To simulate chemotaxis, we biased a cell’s tumble probability depending on whether it has moved up or down a simulated chemical gradient. For simplicity, the chemical concentration was given by c(x,y,z) = x, i.e. a constant gradient in the positive x-direction. Motivated by the analogy to eubacterial two-component signalling, we adopt a general approach38,53,54 to calculate a time-dependent tumble rate \(\lambda \left( t \right) = \lambda \left[ {1 - \mathop {\int}\limits_{ - \infty }^t {dt^\prime c\left( {t^\prime } \right)R\left( {t - t^\prime } \right)} } \right]\), where λ = 1/τrun, and c(t′) is the concentration experienced by the cell at time t′. The cell’s chemical response function is given by \(R(t) = W\,k\,e^{ - kt}[1 - kt/2 - (kt/2)^2]\), where W is the chemotactic sensitivity and k is a rate constant that describes how long a cell retains information about previous chemical concentrations to which it has been exposed (i.e. the length of its ‘chemical memory’). We tuned two parameters: the unbiased tumble rate λ and the swimming speed v. The quantity W was chosen to ensure the maximum chemotactic response while minimising saturation (see Supplementary Figs. 5 and 7 for more details). Previous studies37,38,54 have coupled R(t) to the base tumbling rate such that λ = k, in line with experiments14. we explore the effect of decoupling λ and k in the extended [...] data and choose a memory length of 1/k = 2 s.

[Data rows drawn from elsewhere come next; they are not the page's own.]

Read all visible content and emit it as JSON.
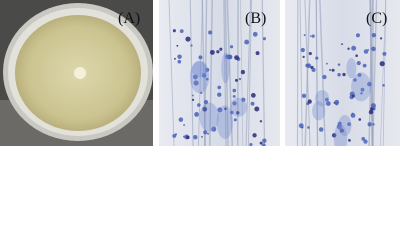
{
  "panels": [
    {
      "label": "(A)"
    },
    {
      "label": "(B)"
    },
    {
      "label": "(C)"
    }
  ]
}
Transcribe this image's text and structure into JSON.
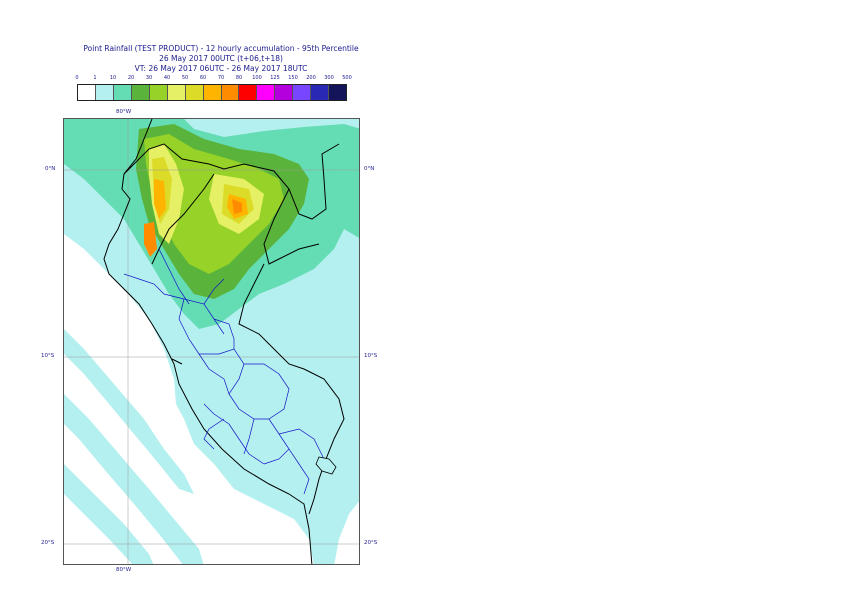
{
  "header": {
    "line1": "Point Rainfall (TEST PRODUCT) - 12 hourly accumulation - 95th Percentile",
    "line2": "26 May 2017 00UTC (t+06,t+18)",
    "line3": "VT: 26 May 2017 06UTC - 26 May 2017 18UTC"
  },
  "legend": {
    "thresholds": [
      "0",
      "1",
      "10",
      "20",
      "30",
      "40",
      "50",
      "60",
      "70",
      "80",
      "100",
      "125",
      "150",
      "200",
      "300",
      "500"
    ],
    "colors": [
      "#ffffff",
      "#b4f0f0",
      "#64dcb4",
      "#5ab43c",
      "#96d228",
      "#e6f064",
      "#dcdc28",
      "#ffb400",
      "#ff8c00",
      "#ff0000",
      "#ff00ff",
      "#b400dc",
      "#7846ff",
      "#2828b4",
      "#14145a"
    ]
  },
  "map": {
    "lon_labels": {
      "top": "80°W",
      "bottom": "80°W"
    },
    "lat_labels": [
      "0°N",
      "10°S",
      "20°S"
    ]
  }
}
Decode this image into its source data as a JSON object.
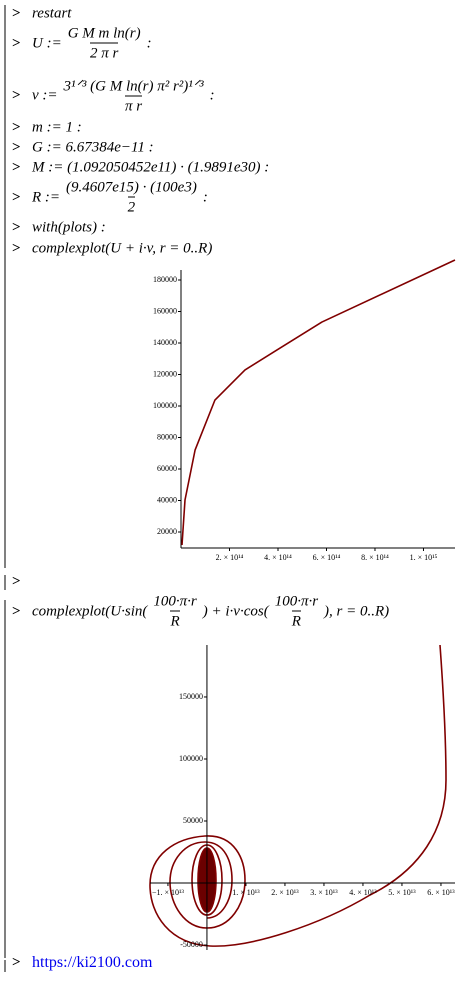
{
  "worksheet": {
    "commands": [
      {
        "input": "restart"
      },
      {
        "lhs": "U :=",
        "num": "G M m ln(r)",
        "den": "2 π r",
        "end": ":"
      },
      {
        "lhs": "v :=",
        "num": "3¹ᐟ³ (G M ln(r) π² r²)¹ᐟ³",
        "den": "π r",
        "end": ":"
      },
      {
        "input": "m := 1 :"
      },
      {
        "input": "G := 6.67384e−11 :"
      },
      {
        "input": "M := (1.092050452e11) · (1.9891e30) :"
      },
      {
        "lhs": "R :=",
        "num": "(9.4607e15) · (100e3)",
        "den": "2",
        "end": ":"
      },
      {
        "input": "with(plots) :"
      },
      {
        "input": "complexplot(U + i·v, r = 0..R)"
      },
      {
        "lhs": "complexplot(U·sin(",
        "num": "100·π·r",
        "den": "R",
        "mid": ") + i·v·cos(",
        "num2": "100·π·r",
        "den2": "R",
        "end": "), r = 0..R)"
      }
    ],
    "plots": [
      {
        "type": "line",
        "color": "#800000",
        "xlim": [
          0,
          1130000000000000.0
        ],
        "ylim": [
          9840,
          186350
        ],
        "xticks": [
          {
            "value": 200000000000000.0,
            "label": "2. × 10¹⁴"
          },
          {
            "value": 400000000000000.0,
            "label": "4. × 10¹⁴"
          },
          {
            "value": 600000000000000.0,
            "label": "6. × 10¹⁴"
          },
          {
            "value": 800000000000000.0,
            "label": "8. × 10¹⁴"
          },
          {
            "value": 1000000000000000.0,
            "label": "1. × 10¹⁵"
          }
        ],
        "yticks": [
          20000,
          40000,
          60000,
          80000,
          100000,
          120000,
          140000,
          160000,
          180000
        ],
        "x": [
          4100000000000.0,
          16500000000000.0,
          58000000000000.0,
          140000000000000.0,
          264000000000000.0,
          396000000000000.0,
          581000000000000.0,
          1130000000000000.0
        ],
        "y": [
          11750,
          40300,
          72000,
          103800,
          122900,
          135600,
          153300,
          192700
        ]
      },
      {
        "type": "line",
        "color": "#800000",
        "xlim": [
          -14600000000000.0,
          63600000000000.0
        ],
        "ylim": [
          -54000,
          191900
        ],
        "xticks": [
          {
            "value": -10000000000000.0,
            "label": "−1. × 10¹³"
          },
          {
            "value": 10000000000000.0,
            "label": "1. × 10¹³"
          },
          {
            "value": 20000000000000.0,
            "label": "2. × 10¹³"
          },
          {
            "value": 30000000000000.0,
            "label": "3. × 10¹³"
          },
          {
            "value": 40000000000000.0,
            "label": "4. × 10¹³"
          },
          {
            "value": 50000000000000.0,
            "label": "5. × 10¹³"
          },
          {
            "value": 60000000000000.0,
            "label": "6. × 10¹³"
          }
        ],
        "yticks": [
          -50000,
          50000,
          100000,
          150000
        ]
      }
    ],
    "link": "https://ki2100.com"
  }
}
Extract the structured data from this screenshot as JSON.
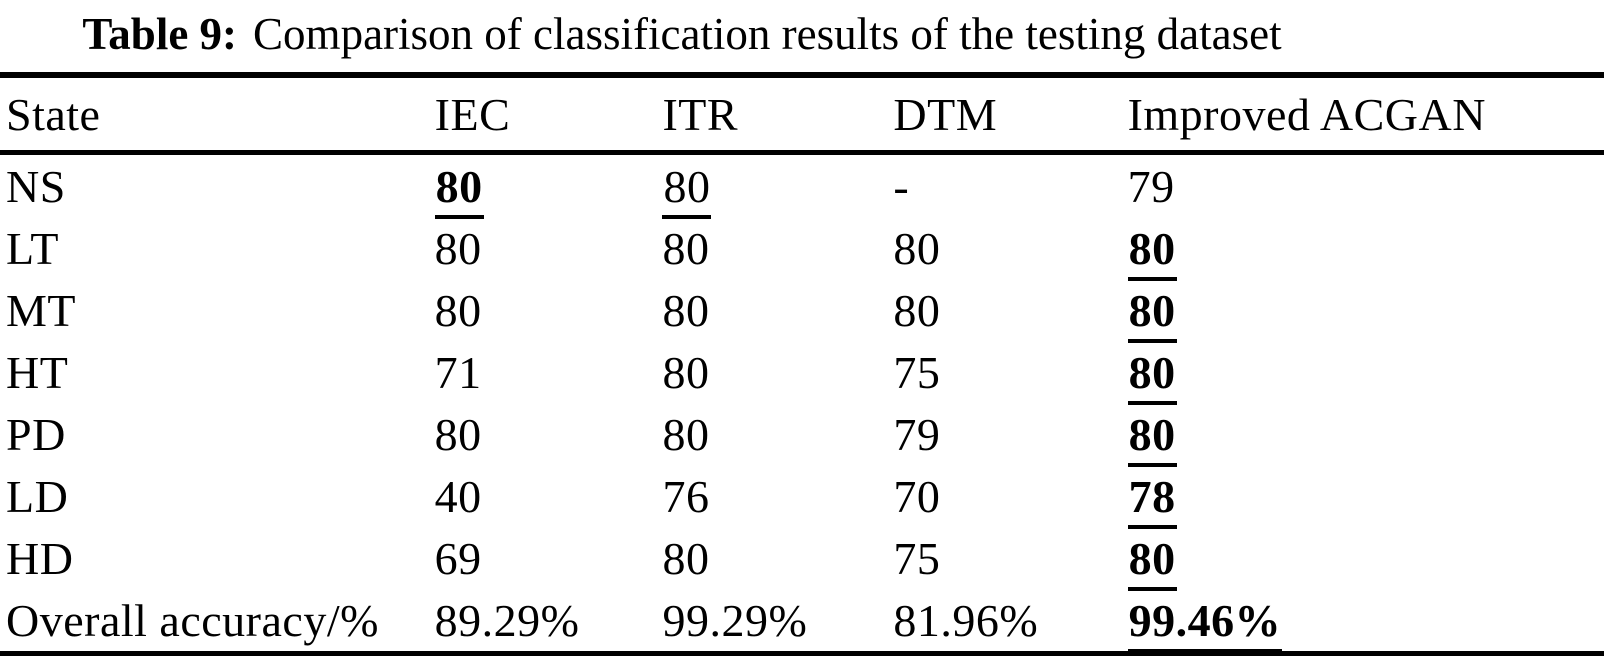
{
  "caption": {
    "label": "Table 9:",
    "text": "Comparison of classification results of the testing dataset"
  },
  "table": {
    "columns": [
      "State",
      "IEC",
      "ITR",
      "DTM",
      "Improved ACGAN"
    ],
    "rows": [
      {
        "state": "NS",
        "cells": [
          {
            "v": "80",
            "b": true,
            "u": true
          },
          {
            "v": "80",
            "b": false,
            "u": true
          },
          {
            "v": "-",
            "b": false,
            "u": false
          },
          {
            "v": "79",
            "b": false,
            "u": false
          }
        ]
      },
      {
        "state": "LT",
        "cells": [
          {
            "v": "80",
            "b": false,
            "u": false
          },
          {
            "v": "80",
            "b": false,
            "u": false
          },
          {
            "v": "80",
            "b": false,
            "u": false
          },
          {
            "v": "80",
            "b": true,
            "u": true
          }
        ]
      },
      {
        "state": "MT",
        "cells": [
          {
            "v": "80",
            "b": false,
            "u": false
          },
          {
            "v": "80",
            "b": false,
            "u": false
          },
          {
            "v": "80",
            "b": false,
            "u": false
          },
          {
            "v": "80",
            "b": true,
            "u": true
          }
        ]
      },
      {
        "state": "HT",
        "cells": [
          {
            "v": "71",
            "b": false,
            "u": false
          },
          {
            "v": "80",
            "b": false,
            "u": false
          },
          {
            "v": "75",
            "b": false,
            "u": false
          },
          {
            "v": "80",
            "b": true,
            "u": true
          }
        ]
      },
      {
        "state": "PD",
        "cells": [
          {
            "v": "80",
            "b": false,
            "u": false
          },
          {
            "v": "80",
            "b": false,
            "u": false
          },
          {
            "v": "79",
            "b": false,
            "u": false
          },
          {
            "v": "80",
            "b": true,
            "u": true
          }
        ]
      },
      {
        "state": "LD",
        "cells": [
          {
            "v": "40",
            "b": false,
            "u": false
          },
          {
            "v": "76",
            "b": false,
            "u": false
          },
          {
            "v": "70",
            "b": false,
            "u": false
          },
          {
            "v": "78",
            "b": true,
            "u": true
          }
        ]
      },
      {
        "state": "HD",
        "cells": [
          {
            "v": "69",
            "b": false,
            "u": false
          },
          {
            "v": "80",
            "b": false,
            "u": false
          },
          {
            "v": "75",
            "b": false,
            "u": false
          },
          {
            "v": "80",
            "b": true,
            "u": true
          }
        ]
      },
      {
        "state": "Overall accuracy/%",
        "cells": [
          {
            "v": "89.29%",
            "b": false,
            "u": false
          },
          {
            "v": "99.29%",
            "b": false,
            "u": false
          },
          {
            "v": "81.96%",
            "b": false,
            "u": false
          },
          {
            "v": "99.46%",
            "b": true,
            "u": true
          }
        ]
      }
    ]
  }
}
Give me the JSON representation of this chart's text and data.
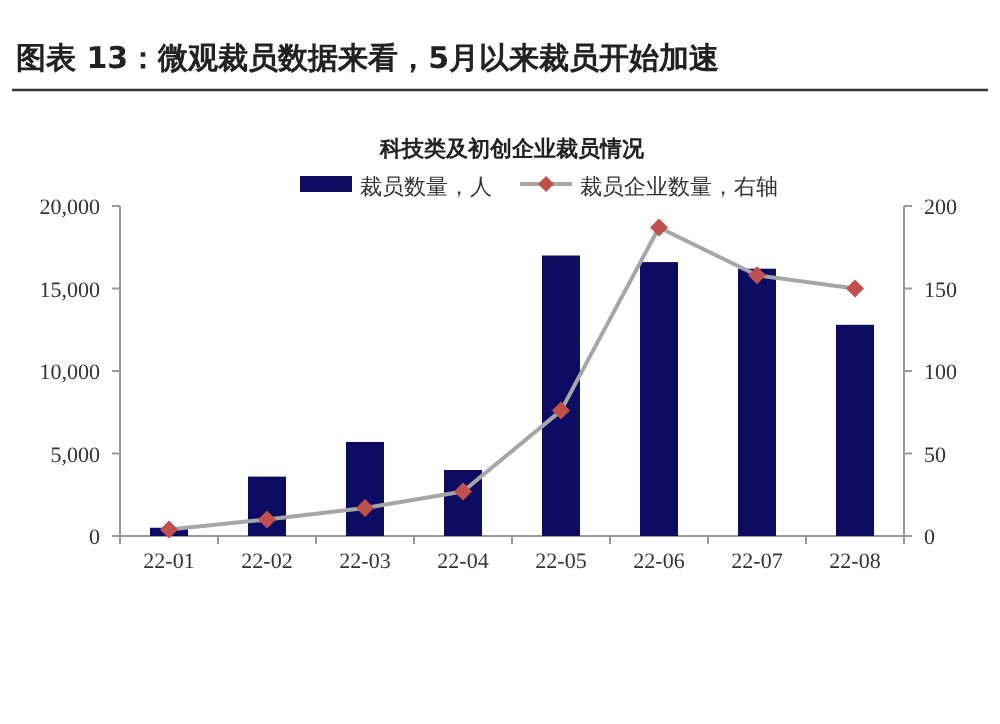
{
  "chart_data": {
    "type": "bar",
    "title": "图表 13：微观裁员数据来看，5月以来裁员开始加速",
    "subtitle": "科技类及初创企业裁员情况",
    "categories": [
      "22-01",
      "22-02",
      "22-03",
      "22-04",
      "22-05",
      "22-06",
      "22-07",
      "22-08"
    ],
    "series": [
      {
        "name": "裁员数量，人",
        "color": "#0c0c63",
        "values": [
          500,
          3600,
          5700,
          4000,
          17000,
          16600,
          16200,
          12800
        ]
      },
      {
        "name": "裁员企业数量，右轴",
        "type": "line",
        "axis": "y2",
        "color": "#a6a6a6",
        "colors": [
          "#c0504d",
          "#c0504d",
          "#c0504d",
          "#c0504d",
          "#c0504d",
          "#c0504d",
          "#c0504d",
          "#c0504d"
        ],
        "marker": "diamond",
        "values": [
          4,
          10,
          17,
          27,
          76,
          187,
          158,
          150
        ]
      }
    ],
    "ylim": [
      0,
      20000
    ],
    "yticks": [
      {
        "value": 0,
        "label": "0"
      },
      {
        "value": 5000,
        "label": "5,000"
      },
      {
        "value": 10000,
        "label": "10,000"
      },
      {
        "value": 15000,
        "label": "15,000"
      },
      {
        "value": 20000,
        "label": "20,000"
      }
    ],
    "y2lim": [
      0,
      200
    ],
    "y2ticks": [
      0,
      50,
      100,
      150,
      200
    ],
    "legend": "top",
    "grid": false
  }
}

Simulations were performed for batches of 100 cells under each condition, simulating cells swimming for 104 s with time steps of 0.033 s, except in the case of the mean-squared displacement results (Fig. 5e), in which we conducted simulations for much longer time scales, up to 3 × 106 s, in order to collect sufficient statistics at long times. Initial swimming directions were chosen randomly by allowing the direction vector to diffuse randomly for 60 s before the start of each trajectory.

Chemotaxis experiments

The verify our results, we performed three-dimensional tracking experiments on both environmental isolates in a chemical gradient of methionine, which is known to be an attractant to other halophilic archaea24. The gradient was formed by preparing saltwater agar in liquid form at 50 °C, and adding methionine to a final concentration of 5 mM. This liquid media was quickly pipetted into the end of a sample chamber where it cooled to form a solid plug. When the agar had cooled sufficiently, cell suspensions were pipetted into the other end of the chamber, which was then sealed. The chamber was left for around an hour for the gradient to become established and a band of cells to form close to the agar interface. Cells within the band, ~1–2 mm from the interface, were imaged as in previous experiments.